La Cour suprême américaine a autorisé la reprise des projets de suppression d’emplois dans l’administration fédérale, en annulant ce mardi une mesure qui gelait temporairement ces restructurations. Cette décision intervient après une suspension prononcée en mai par un tribunal de première instance, qui estimait nécessaire l’approbation préalable du Congrès pour de telles mesures.

Bien que la haute cour n’ait pas statué sur la légalité des plans de licenciements eux-mêmes, elle a jugé que le décret présidentiel du 11 février, ordonnant aux agences fédérales de préparer des réductions d’effectifs, respectait le cadre légal en vigueur. La magistrate Sonia Sotomayor, rejointe par la majorité des neuf juges, a précisé que cette décision ne préjugeait pas des futures contestations sur la mise en œuvre concrète de ces réorganisations.

Les opposants à cette politique dénoncent une dérive autoritaire. La juge progressiste Ketanji Brown Jackson, en désaccord avec la majorité, a critiqué une décision permettant à l’exécutif d’agir sans contraintes suffisantes. Elle rappelle que si le président dispose d’une marge de manœuvre pour réformer l’administration, une restructuration profonde ne peut se faire sans l’aval du législatif.

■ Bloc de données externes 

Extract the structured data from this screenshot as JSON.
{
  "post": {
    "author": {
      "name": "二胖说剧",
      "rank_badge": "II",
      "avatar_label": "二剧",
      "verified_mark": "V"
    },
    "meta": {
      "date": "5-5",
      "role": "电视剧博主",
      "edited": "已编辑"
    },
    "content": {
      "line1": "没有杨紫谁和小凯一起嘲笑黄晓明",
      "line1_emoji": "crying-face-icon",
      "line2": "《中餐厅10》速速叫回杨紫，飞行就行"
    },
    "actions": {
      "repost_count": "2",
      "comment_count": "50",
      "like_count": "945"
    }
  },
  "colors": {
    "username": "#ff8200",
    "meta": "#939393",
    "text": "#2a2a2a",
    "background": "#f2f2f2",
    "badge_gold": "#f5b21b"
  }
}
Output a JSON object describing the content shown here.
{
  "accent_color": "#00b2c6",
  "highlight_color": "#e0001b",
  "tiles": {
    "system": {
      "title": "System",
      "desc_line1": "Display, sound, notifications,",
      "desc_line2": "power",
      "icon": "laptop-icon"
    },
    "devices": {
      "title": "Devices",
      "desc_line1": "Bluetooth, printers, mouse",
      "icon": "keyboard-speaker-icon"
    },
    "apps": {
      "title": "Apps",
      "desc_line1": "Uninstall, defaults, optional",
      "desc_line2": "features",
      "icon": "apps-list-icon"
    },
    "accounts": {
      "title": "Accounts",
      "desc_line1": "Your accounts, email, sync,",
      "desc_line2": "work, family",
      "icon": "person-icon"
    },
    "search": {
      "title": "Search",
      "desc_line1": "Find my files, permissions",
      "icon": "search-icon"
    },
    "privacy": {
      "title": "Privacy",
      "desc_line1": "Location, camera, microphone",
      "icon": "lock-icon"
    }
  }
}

Cette bataille judiciaire s’inscrit dans un contexte plus large de tensions entre la Maison Blanche et la fonction publique. Dès son retour au pouvoir, l’ancien président a relancé sa croisade contre ce qu’il considère comme une bureaucratie pléthorique, s’appuyant sur des coupes budgétaires radicales. Les syndicats, emmenés par l’AFGE, contestent ces mesures, arguant qu’elles violent la séparation des pouvoirs en court-circuitant le rôle du Congrès.

Les prochains mois s’annoncent mouvementés, avec des recours juridiques attendus sur chaque étape de ces restructurations. Si la Cour suprême a levé un premier obstacle, le débat sur les limites du pouvoir présidentiel en matière de gestion des effectifs publics est loin d’être clos.